文化人や言論人を周辺に寄せ集め、様々な「賞」を授けるという権威装置などによって社会的な存在であるかのような演出をしてきただけなのだ。それを可能にしたのは、印刷と流通を握っていたこと。それにつきる。表現者がいくら良いアイデアや作品を持っていても、印刷と流通に御世話にならなければ世に出せなかったのだから。

 電子書籍は、そうした構造を変化させる力になると思う。すべての者が、同じ条件で戦える土俵が、少なくても以前よりも大きくなる。

 私は、電子書籍をやりたいのではなく、自分がこれまで「風の旅人」をつくってきたのと同じスタンスで、電子書籍という場に応じたものをやりたいと思う。

 私は、非常に数多くの写真家と接してきて、無数の写真と向き合ってきた。写真のことがわかるとか、わからない等というのは、言葉の上で論じあっても意味がない。

 写真の中に秘められている力を引き出し、写真を生かすことができる人が、写真のことをわかっている。展覧会や写真集など実際に自分の手で構成したものが、どのようなものになるか。

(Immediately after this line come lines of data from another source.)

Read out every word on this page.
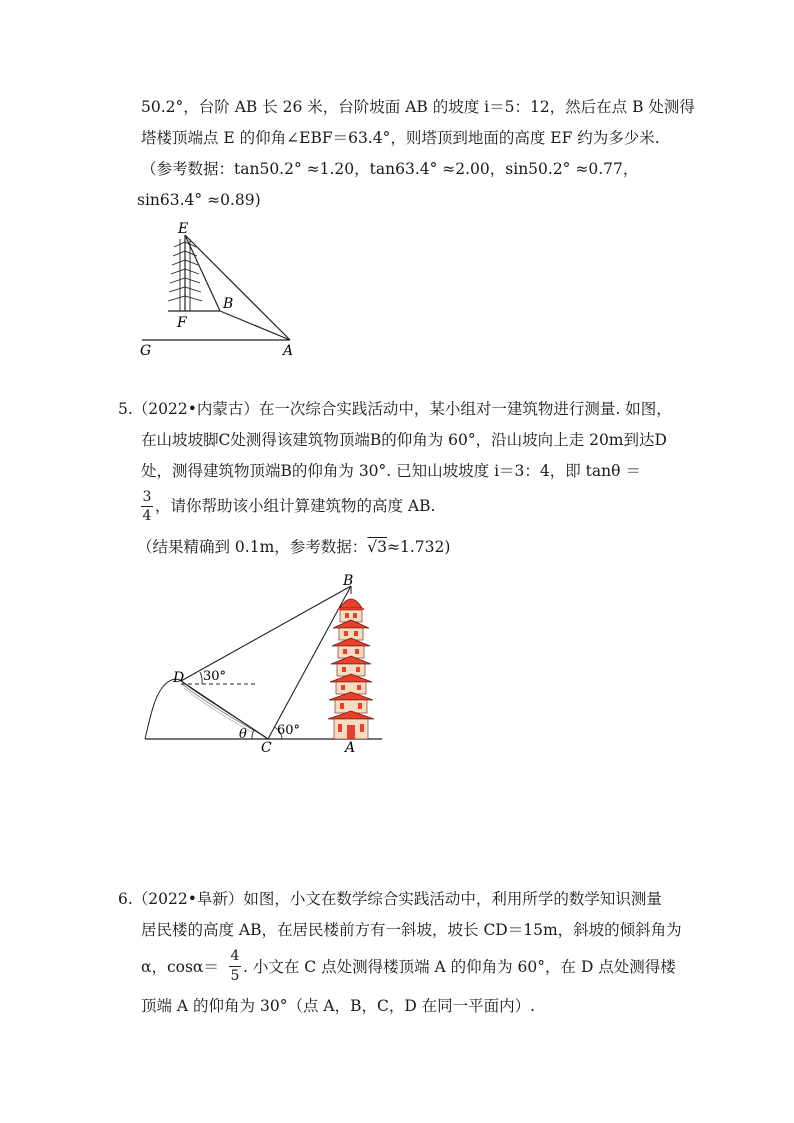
50.2°，台阶 AB 长 26 米，台阶坡面 AB 的坡度 i＝5：12，然后在点 B 处测得
塔楼顶端点 E 的仰角∠EBF＝63.4°，则塔顶到地面的高度 EF 约为多少米.
（参考数据：tan50.2° ≈1.20，tan63.4° ≈2.00，sin50.2° ≈0.77，
sin63.4° ≈0.89)
E
B
F
G	A
5.（2022•内蒙古）在一次综合实践活动中，某小组对一建筑物进行测量. 如图，
在山坡坡脚C处测得该建筑物顶端B的仰角为 60°，沿山坡向上走 20m到达D
处，测得建筑物顶端B的仰角为 30°. 已知山坡坡度 i＝3：4，即 tanθ ＝
3
4
，请你帮助该小组计算建筑物的高度 AB.
（结果精确到 0.1m，参考数据：√3≈1.732)
B
D
C	A
30°
60°
θ
6.（2022•阜新）如图，小文在数学综合实践活动中，利用所学的数学知识测量
居民楼的高度 AB，在居民楼前方有一斜坡，坡长 CD＝15m，斜坡的倾斜角为
α，cosα＝
4
5 . 小文在 C 点处测得楼顶端 A 的仰角为 60°，在 D 点处测得楼
顶端 A 的仰角为 30°（点 A，B，C，D 在同一平面内）.
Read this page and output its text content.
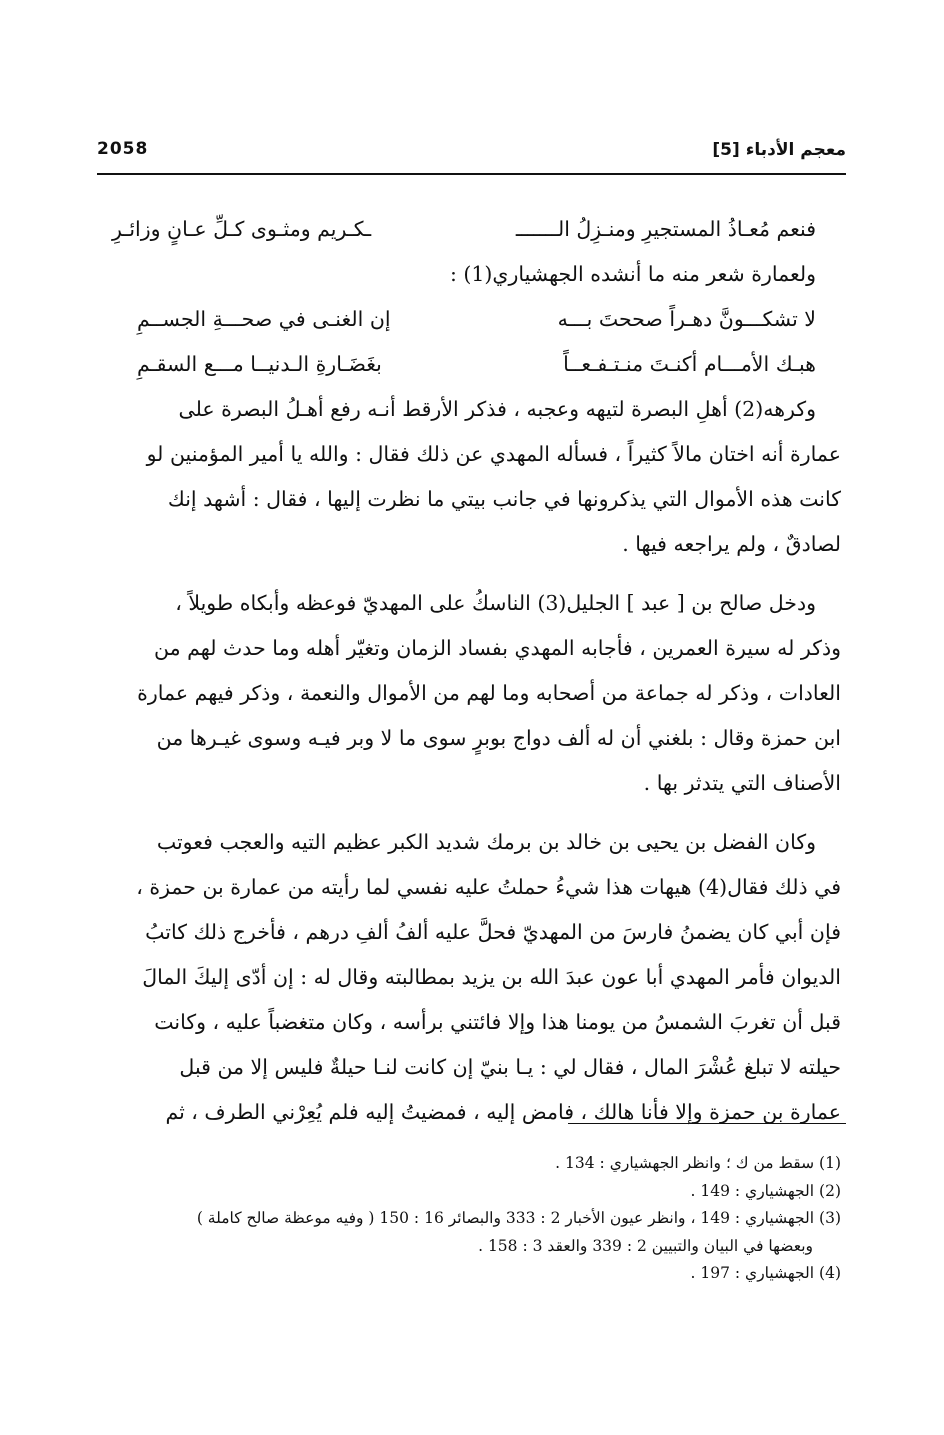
2058	معجم الأدباء [5]
فنعم مُعـاذُ المستجيرِ ومنـزِلُ الـــــــ
ـكـريم ومثـوى كـلِّ عـانٍ وزائـرِ

ولعمارة شعر منه ما أنشده الجهشياري(1) :

لا تشكـــونَّ دهـراً صححتَ بـــه
إن الغنـى في صحـــةِ الجســمِ
هبـك الأمـــام أكنـتَ منـتـفـعــاً
بغَضَـارةِ الـدنيــا مـــع السقـمِ

وكرهه(2) أهلِ البصرة لتيهه وعجبه ، فذكر الأرقط أنـه رفع أهـلُ البصرة على

عمارة أنه اختان مالاً كثيراً ، فسأله المهدي عن ذلك فقال : والله يا أمير المؤمنين لو

كانت هذه الأموال التي يذكرونها في جانب بيتي ما نظرت إليها ، فقال : أشهد إنك

لصادقٌ ، ولم يراجعه فيها .

ودخل صالح بن [ عبد ] الجليل(3) الناسكُ على المهديّ فوعظه وأبكاه طويلاً ،

وذكر له سيرة العمرين ، فأجابه المهدي بفساد الزمان وتغيّر أهله وما حدث لهم من

العادات ، وذكر له جماعة من أصحابه وما لهم من الأموال والنعمة ، وذكر فيهم عمارة

ابن حمزة وقال : بلغني أن له ألف دواج بوبرٍ سوى ما لا وبر فيـه وسوى غيـرها من

الأصناف التي يتدثر بها .

وكان الفضل بن يحيى بن خالد بن برمك شديد الكبر عظيم التيه والعجب فعوتب

في ذلك فقال(4) هيهات هذا شيءُ حملتُ عليه نفسي لما رأيته من عمارة بن حمزة ،

فإن أبي كان يضمنُ فارسَ من المهديّ فحلَّ عليه ألفُ ألفِ درهم ، فأخرج ذلك كاتبُ

الديوان فأمر المهدي أبا عون عبدَ الله بن يزيد بمطالبته وقال له : إن أدّى إليكَ المالَ

قبل أن تغربَ الشمسُ من يومنا هذا وإلا فائتني برأسه ، وكان متغضباً عليه ، وكانت

حيلته لا تبلغ عُشْرَ المال ، فقال لي : يـا بنيّ إن كانت لنـا حيلةٌ فليس إلا من قبل

عمارة بن حمزة وإلا فأنا هالك ، فامض إليه ، فمضيتُ إليه فلم يُعِرْني الطرف ، ثم

(1) سقط من ك ؛ وانظر الجهشياري : 134 .

(2) الجهشياري : 149 .

(3) الجهشياري : 149 ، وانظر عيون الأخبار 2 : 333 والبصائر 16 : 150 ( وفيه موعظة صالح كاملة )

وبعضها في البيان والتبيين 2 : 339 والعقد 3 : 158 .

(4) الجهشياري : 197 .
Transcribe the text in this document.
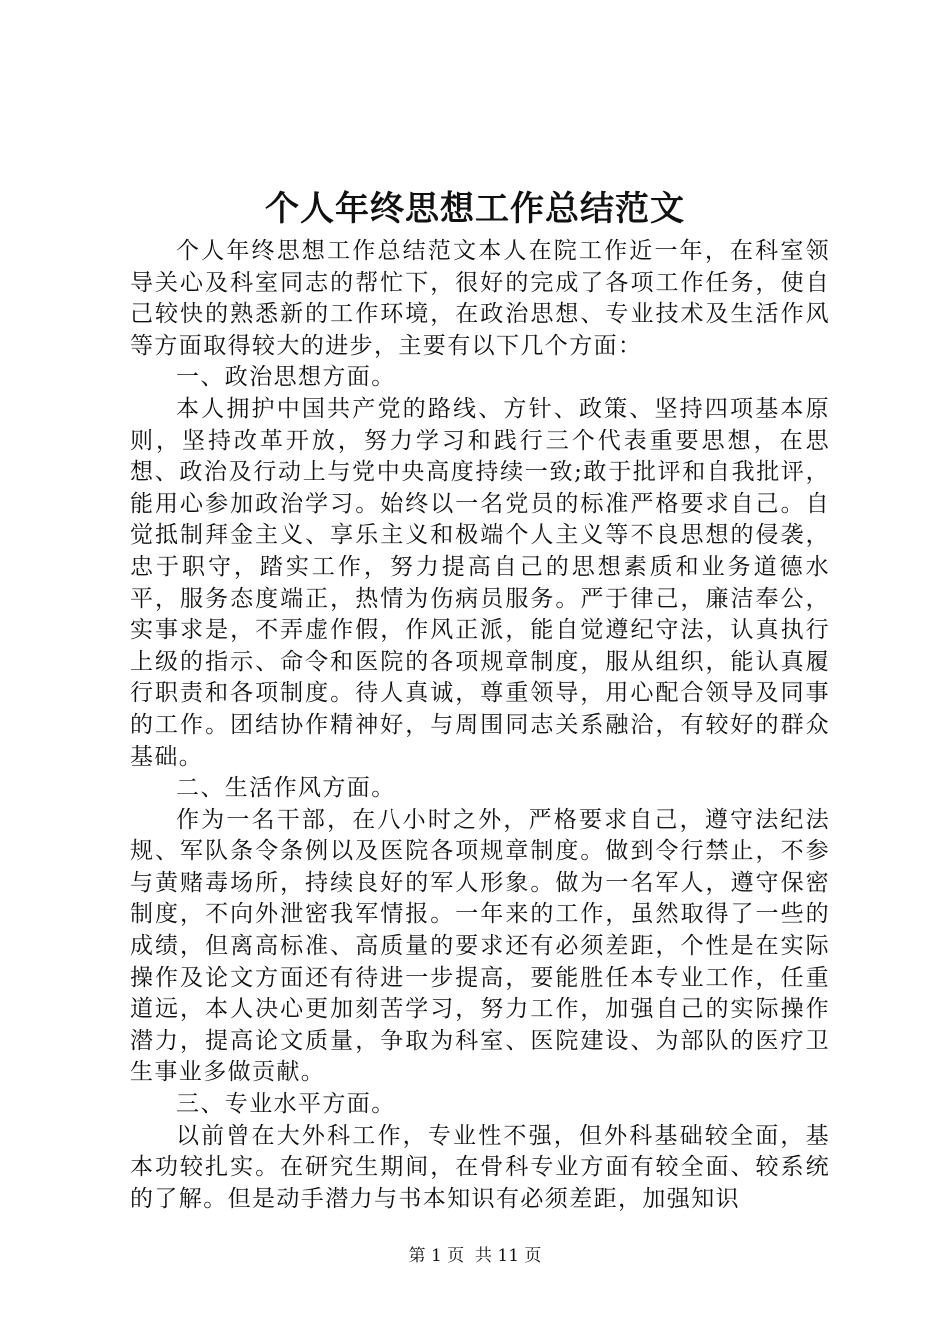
个人年终思想工作总结范文

个人年终思想工作总结范文本人在院工作近一年，在科室领导关心及科室同志的帮忙下，很好的完成了各项工作任务，使自己较快的熟悉新的工作环境，在政治思想、专业技术及生活作风等方面取得较大的进步，主要有以下几个方面：

一、政治思想方面。

本人拥护中国共产党的路线、方针、政策、坚持四项基本原则，坚持改革开放，努力学习和践行三个代表重要思想，在思想、政治及行动上与党中央高度持续一致;敢于批评和自我批评，能用心参加政治学习。始终以一名党员的标准严格要求自己。自觉抵制拜金主义、享乐主义和极端个人主义等不良思想的侵袭，忠于职守，踏实工作，努力提高自己的思想素质和业务道德水平，服务态度端正，热情为伤病员服务。严于律己，廉洁奉公，实事求是，不弄虚作假，作风正派，能自觉遵纪守法，认真执行上级的指示、命令和医院的各项规章制度，服从组织，能认真履行职责和各项制度。待人真诚，尊重领导，用心配合领导及同事的工作。团结协作精神好，与周围同志关系融洽，有较好的群众基础。

二、生活作风方面。

作为一名干部，在八小时之外，严格要求自己，遵守法纪法规、军队条令条例以及医院各项规章制度。做到令行禁止，不参与黄赌毒场所，持续良好的军人形象。做为一名军人，遵守保密制度，不向外泄密我军情报。一年来的工作，虽然取得了一些的成绩，但离高标准、高质量的要求还有必须差距，个性是在实际操作及论文方面还有待进一步提高，要能胜任本专业工作，任重道远，本人决心更加刻苦学习，努力工作，加强自己的实际操作潜力，提高论文质量，争取为科室、医院建设、为部队的医疗卫生事业多做贡献。

三、专业水平方面。

以前曾在大外科工作，专业性不强，但外科基础较全面，基本功较扎实。在研究生期间，在骨科专业方面有较全面、较系统的了解。但是动手潜力与书本知识有必须差距，加强知识

第 1 页 共 11 页
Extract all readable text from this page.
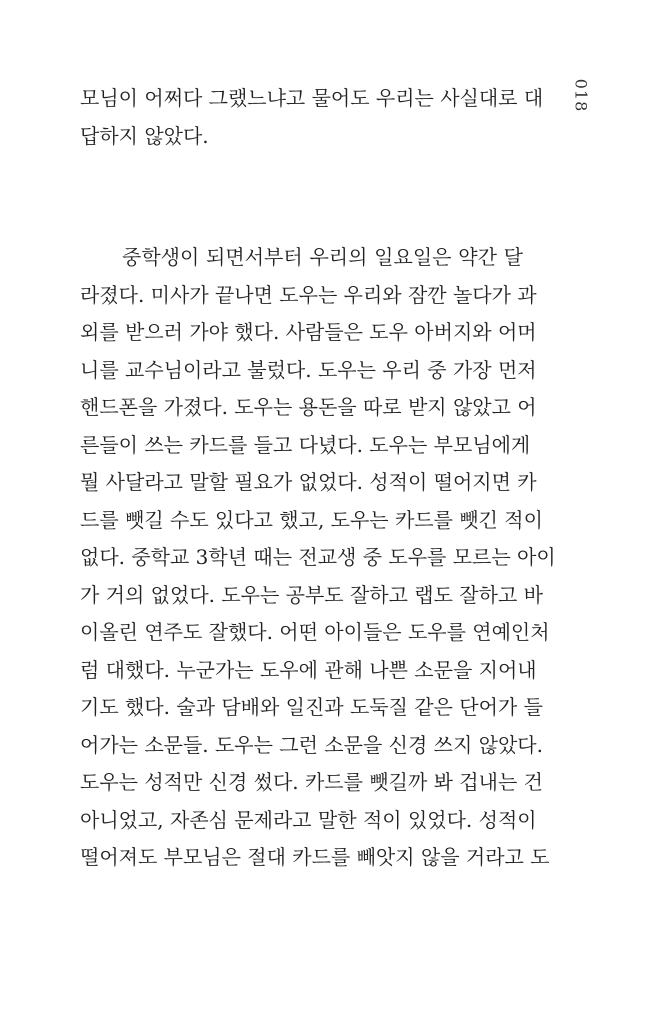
018
모님이 어쩌다 그랬느냐고 물어도 우리는 사실대로 대
답하지 않았다.
중학생이 되면서부터 우리의 일요일은 약간 달
라졌다. 미사가 끝나면 도우는 우리와 잠깐 놀다가 과
외를 받으러 가야 했다. 사람들은 도우 아버지와 어머
니를 교수님이라고 불렀다. 도우는 우리 중 가장 먼저
핸드폰을 가졌다. 도우는 용돈을 따로 받지 않았고 어
른들이 쓰는 카드를 들고 다녔다. 도우는 부모님에게
뭘 사달라고 말할 필요가 없었다. 성적이 떨어지면 카
드를 뺏길 수도 있다고 했고, 도우는 카드를 뺏긴 적이
없다. 중학교 3학년 때는 전교생 중 도우를 모르는 아이
가 거의 없었다. 도우는 공부도 잘하고 랩도 잘하고 바
이올린 연주도 잘했다. 어떤 아이들은 도우를 연예인처
럼 대했다. 누군가는 도우에 관해 나쁜 소문을 지어내
기도 했다. 술과 담배와 일진과 도둑질 같은 단어가 들
어가는 소문들. 도우는 그런 소문을 신경 쓰지 않았다.
도우는 성적만 신경 썼다. 카드를 뺏길까 봐 겁내는 건
아니었고, 자존심 문제라고 말한 적이 있었다. 성적이
떨어져도 부모님은 절대 카드를 빼앗지 않을 거라고 도
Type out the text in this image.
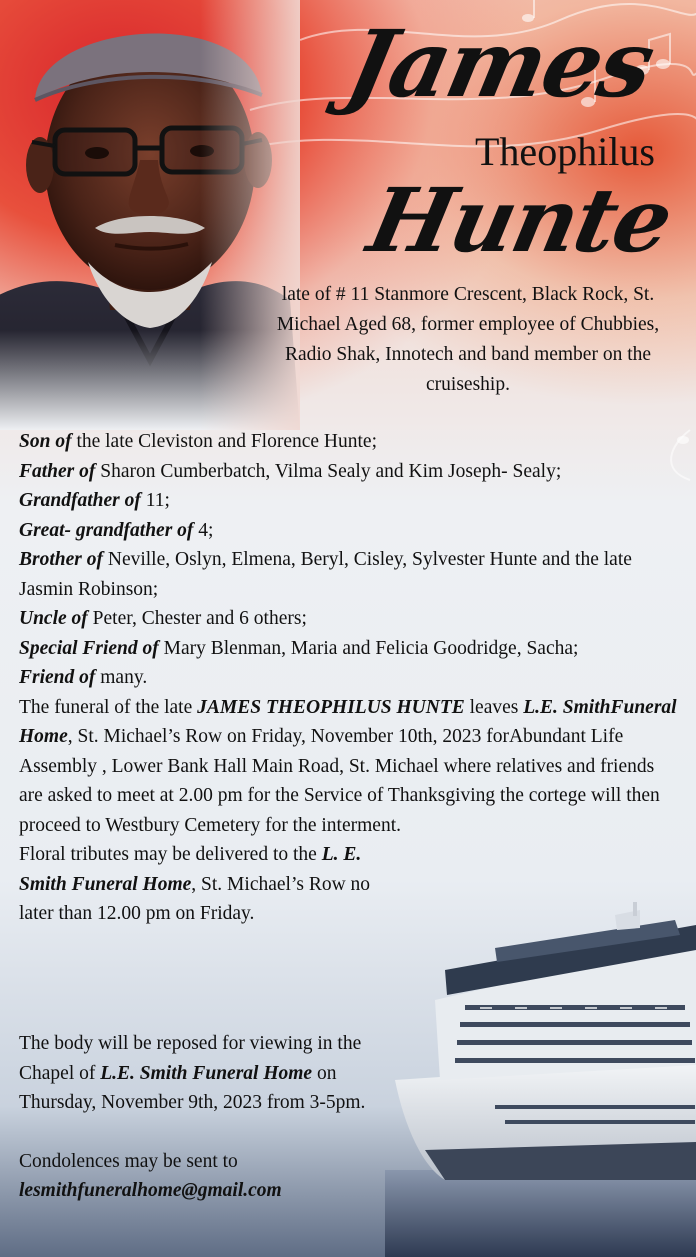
James
Theophilus
Hunte
late of # 11 Stanmore Crescent, Black Rock, St. Michael Aged 68, former employee of Chubbies, Radio Shak, Innotech and band member on the cruiseship.

Son of the late Cleviston and Florence Hunte;

Father of Sharon Cumberbatch, Vilma Sealy and Kim Joseph- Sealy;

Grandfather of 11;

Great- grandfather of 4;

Brother of Neville, Oslyn, Elmena, Beryl, Cisley, Sylvester Hunte and the late Jasmin Robinson;

Uncle of Peter, Chester and 6 others;

Special Friend of Mary Blenman, Maria and Felicia Goodridge, Sacha;

Friend of many.

The funeral of the late JAMES THEOPHILUS HUNTE leaves L.E. SmithFuneral Home, St. Michael’s Row on Friday, November 10th, 2023 forAbundant Life Assembly , Lower Bank Hall Main Road, St. Michael where relatives and friends are asked to meet at 2.00 pm for the Service of Thanksgiving the cortege will then proceed to Westbury Cemetery for the interment.

Floral tributes may be delivered to the L. E. Smith Funeral Home, St. Michael’s Row no later than 12.00 pm on Friday.

The body will be reposed for viewing in the Chapel of L.E. Smith Funeral Home on Thursday, November 9th, 2023 from 3-5pm.

Condolences may be sent to

lesmithfuneralhome@gmail.com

学芸員や評論家や編集者の力量は、それによって判断される。そうした当たり前のことが、今後は、よりいっそう明確になってくるだろうと思う。

 というようなことを口先で論じることもまた無意味。実際にやってみせることが大事なのだ。

 現在、なんとか「風の旅人」の第41号(10月発行)という紙の出版物を出すことは決め、準備を進めている。しかし、これ単独では、やはり運営は厳しい。様々な仕事を合わせてトータルで考えなければならない。写真を中心に電子書籍を行っていくことも、その一つ。しかし、ただ何となく電子写真集を出せばいいということではなく、写真の可能性を信じ、その力を借りて現代社会のパラダイムを少しでも揺さぶりたいと思いながら「風の旅人」を作ってきた人間として、そのスタンスを変えずに、新たなインフラのなかで挑戦すること。後発組として厳しい戦いを強いられてきた紙の出版物の世界で、少なからず得ることができた知恵を生かしながら、みんな横一線の同じ条件のなかで新たに始めること。

 しかしながら、私の現状の力では、写真家との対話力や写真に対する知恵は少しはあるが、電子分野のノウハウはないので、そちら方面に強い人とタッグを組んでいかなければならない。

 電子分野での勢力拡大を虎視眈々と狙っている企業から、一緒にやらないかという話は幾つか来ている。しかし、それは「風の旅人」を創刊した頃、デザイン会社や、編集プロダクションなどから売り込みがあったのと同じだ。既存の出版業界の仕事の仕方が、そうした下請け会社を数多く作り出した。しかし、私は、物作りに関しては、会社組織と組むのではなく、実際に手を動かす個人が信頼できるかどうかの方が大事だと思っている。

 私は、電子分野の専門会社に利用されて、彼らのコンテンツ作りの一部に部品のように組み込まれるのは厭だ。

私は、「風の旅人」の場合は、物作りのスタンスにおいて共感できる2人のフリーデザイナーと組んで3人で作ってきたし、結果的にそれがよかったと思っている。おそらく電子書籍の場合も、そういう方法でできるのではないかと思っている。組む個人の数が変わることがあっても。

 何であれ、「風の旅人」の場合もそうだったけれど、一緒に作る物を通じて、どういうことを社会的に実現していきたいか、その考えを共有していることが大事だ。

そういう感覚さえしっかりと持ち続けていると、不思議な縁で、必要な人が目の前に現れる。今までずっとそうだった。今回もきっとそうだと信じて念じている。